Other studies suggest selective placements were not restricted to cognitive characteristics, but also physical characteristics, specifically, "hair and eye colour". This could have possible evolutionary explanations, such as the debated "paternal resemblance hypothesis". Herring acknowledges this hypothesis which states that adult men are predisposed to subconsciously care for children whom they look similar to as it assures them of their paternity.

Behavioural

Selective placements on behavioural characteristics include "educational level and occupation" that used not only the birth parents' data but also recorded the child's grandparents' characteristics. The average correlations for comparisons between birth and adoptive parents were "0.19 for education and 0.13 for occupation". This highlights that whilst the correlation coefficients are not significant, the behavioural patterns of the birth parents are used in selective placement.

==Limitations==

However, the above findings should be interpreted cautiously as studies involving selective placements can be of limited reliability due to the quality of records available to research the traits of birth parents. For instance, in early adoption studies, researchers had to rely on incomplete agency files and recorded correlations between adoptive and birth parents. Also, due to confidentiality, attaining data from a wide range of sources about the birth parents can pose a legal difficulty. For these reasons, it can be difficult to understand the extent to which selective placement has been used in many cases.

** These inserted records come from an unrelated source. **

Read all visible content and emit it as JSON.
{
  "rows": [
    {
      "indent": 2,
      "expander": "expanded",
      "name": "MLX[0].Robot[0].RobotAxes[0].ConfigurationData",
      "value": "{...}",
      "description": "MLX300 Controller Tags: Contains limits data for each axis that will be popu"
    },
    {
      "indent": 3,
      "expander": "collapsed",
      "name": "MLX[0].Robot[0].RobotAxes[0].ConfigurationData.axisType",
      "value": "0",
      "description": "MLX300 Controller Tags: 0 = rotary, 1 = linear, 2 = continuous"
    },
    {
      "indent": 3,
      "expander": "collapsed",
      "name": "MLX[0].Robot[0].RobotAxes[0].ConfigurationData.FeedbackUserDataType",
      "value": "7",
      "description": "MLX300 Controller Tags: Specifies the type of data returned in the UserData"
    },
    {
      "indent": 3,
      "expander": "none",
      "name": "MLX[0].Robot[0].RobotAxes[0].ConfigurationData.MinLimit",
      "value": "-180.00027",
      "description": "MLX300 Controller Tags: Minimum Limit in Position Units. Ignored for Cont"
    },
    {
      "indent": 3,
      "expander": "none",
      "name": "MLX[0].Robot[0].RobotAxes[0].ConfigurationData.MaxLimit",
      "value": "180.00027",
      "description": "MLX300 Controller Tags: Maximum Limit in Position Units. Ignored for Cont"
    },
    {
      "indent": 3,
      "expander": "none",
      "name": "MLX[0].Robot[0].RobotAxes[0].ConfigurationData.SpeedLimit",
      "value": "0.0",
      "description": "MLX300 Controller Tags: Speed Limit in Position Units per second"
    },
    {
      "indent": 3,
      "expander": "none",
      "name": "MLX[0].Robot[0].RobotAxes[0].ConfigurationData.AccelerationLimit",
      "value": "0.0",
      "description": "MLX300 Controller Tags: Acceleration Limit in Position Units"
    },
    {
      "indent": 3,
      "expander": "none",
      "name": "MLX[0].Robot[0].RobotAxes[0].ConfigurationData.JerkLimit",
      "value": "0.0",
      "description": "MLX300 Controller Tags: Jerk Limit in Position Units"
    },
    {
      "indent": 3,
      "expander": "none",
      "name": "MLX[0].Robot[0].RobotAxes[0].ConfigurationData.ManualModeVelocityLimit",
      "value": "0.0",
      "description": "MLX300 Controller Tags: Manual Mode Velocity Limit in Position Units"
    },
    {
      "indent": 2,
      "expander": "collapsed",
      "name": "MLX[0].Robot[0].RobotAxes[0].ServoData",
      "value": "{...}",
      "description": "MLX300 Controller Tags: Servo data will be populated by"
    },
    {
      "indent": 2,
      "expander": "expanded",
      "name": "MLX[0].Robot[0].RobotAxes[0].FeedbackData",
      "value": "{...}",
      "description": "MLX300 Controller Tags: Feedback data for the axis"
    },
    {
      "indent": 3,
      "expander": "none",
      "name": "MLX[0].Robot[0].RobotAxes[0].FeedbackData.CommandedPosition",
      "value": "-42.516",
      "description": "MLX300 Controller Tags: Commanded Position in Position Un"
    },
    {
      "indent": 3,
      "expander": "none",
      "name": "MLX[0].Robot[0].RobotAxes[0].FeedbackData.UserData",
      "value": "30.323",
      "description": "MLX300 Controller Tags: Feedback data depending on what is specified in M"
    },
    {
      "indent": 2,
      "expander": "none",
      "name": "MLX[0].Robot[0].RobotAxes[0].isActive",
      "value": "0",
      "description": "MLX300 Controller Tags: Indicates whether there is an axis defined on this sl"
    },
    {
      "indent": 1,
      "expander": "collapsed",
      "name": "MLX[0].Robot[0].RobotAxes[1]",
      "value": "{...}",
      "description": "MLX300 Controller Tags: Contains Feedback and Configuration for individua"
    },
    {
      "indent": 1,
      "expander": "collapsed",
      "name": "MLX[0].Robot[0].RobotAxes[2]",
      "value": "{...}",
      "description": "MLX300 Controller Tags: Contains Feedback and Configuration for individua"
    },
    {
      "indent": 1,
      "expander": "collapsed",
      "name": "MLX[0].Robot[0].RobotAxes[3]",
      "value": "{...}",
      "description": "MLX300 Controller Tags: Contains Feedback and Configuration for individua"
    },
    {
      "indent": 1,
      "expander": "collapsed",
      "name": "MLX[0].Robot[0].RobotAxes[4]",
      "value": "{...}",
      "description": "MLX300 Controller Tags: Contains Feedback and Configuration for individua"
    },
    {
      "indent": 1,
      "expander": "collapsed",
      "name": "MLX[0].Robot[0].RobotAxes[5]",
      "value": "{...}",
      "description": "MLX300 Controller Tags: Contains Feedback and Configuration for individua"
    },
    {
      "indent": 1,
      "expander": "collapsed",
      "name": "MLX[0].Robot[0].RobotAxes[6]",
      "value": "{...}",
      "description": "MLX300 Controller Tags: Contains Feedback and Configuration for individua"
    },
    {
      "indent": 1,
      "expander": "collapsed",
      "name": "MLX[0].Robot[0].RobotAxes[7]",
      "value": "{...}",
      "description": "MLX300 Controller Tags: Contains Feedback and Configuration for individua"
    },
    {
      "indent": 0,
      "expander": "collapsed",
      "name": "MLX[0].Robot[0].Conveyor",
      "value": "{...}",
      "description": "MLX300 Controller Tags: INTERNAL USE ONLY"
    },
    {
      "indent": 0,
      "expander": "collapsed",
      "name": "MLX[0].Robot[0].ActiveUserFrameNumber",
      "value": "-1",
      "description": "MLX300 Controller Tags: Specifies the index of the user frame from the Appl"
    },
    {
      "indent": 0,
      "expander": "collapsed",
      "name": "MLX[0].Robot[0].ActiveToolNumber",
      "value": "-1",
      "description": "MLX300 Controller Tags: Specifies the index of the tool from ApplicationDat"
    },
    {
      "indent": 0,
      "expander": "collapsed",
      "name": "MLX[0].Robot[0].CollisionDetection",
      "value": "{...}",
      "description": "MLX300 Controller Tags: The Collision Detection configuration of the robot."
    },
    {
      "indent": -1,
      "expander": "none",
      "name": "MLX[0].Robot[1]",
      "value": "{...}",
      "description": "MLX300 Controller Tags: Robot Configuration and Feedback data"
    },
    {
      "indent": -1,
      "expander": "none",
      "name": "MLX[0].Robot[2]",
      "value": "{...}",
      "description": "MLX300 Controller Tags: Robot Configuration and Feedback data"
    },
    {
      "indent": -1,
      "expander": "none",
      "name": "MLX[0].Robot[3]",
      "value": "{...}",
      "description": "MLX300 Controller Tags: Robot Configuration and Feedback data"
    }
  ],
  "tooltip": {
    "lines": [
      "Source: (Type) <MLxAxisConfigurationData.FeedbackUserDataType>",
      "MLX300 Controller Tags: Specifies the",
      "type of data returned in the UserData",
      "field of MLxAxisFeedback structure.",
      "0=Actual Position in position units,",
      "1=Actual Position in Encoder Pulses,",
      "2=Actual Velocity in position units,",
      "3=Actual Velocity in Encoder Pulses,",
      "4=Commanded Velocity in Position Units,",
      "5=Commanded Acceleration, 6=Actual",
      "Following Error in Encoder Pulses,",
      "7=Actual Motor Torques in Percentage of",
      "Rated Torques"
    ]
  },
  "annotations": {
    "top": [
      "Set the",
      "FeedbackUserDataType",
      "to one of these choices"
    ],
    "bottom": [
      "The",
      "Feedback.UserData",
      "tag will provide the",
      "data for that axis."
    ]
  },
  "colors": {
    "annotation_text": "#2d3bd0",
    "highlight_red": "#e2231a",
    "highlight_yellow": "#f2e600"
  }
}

It is also not possible to establish with certainty a causal link between adopted and biological families based solely on selective placement. This is due to the range of overlapping processes  that can lead to resemblance between adopted and biological families, for instance, shared social backgrounds and pre-adoption experiences. Therefore, selective placement should be considered as one of several potential sources of bias, rather than a sole explanation.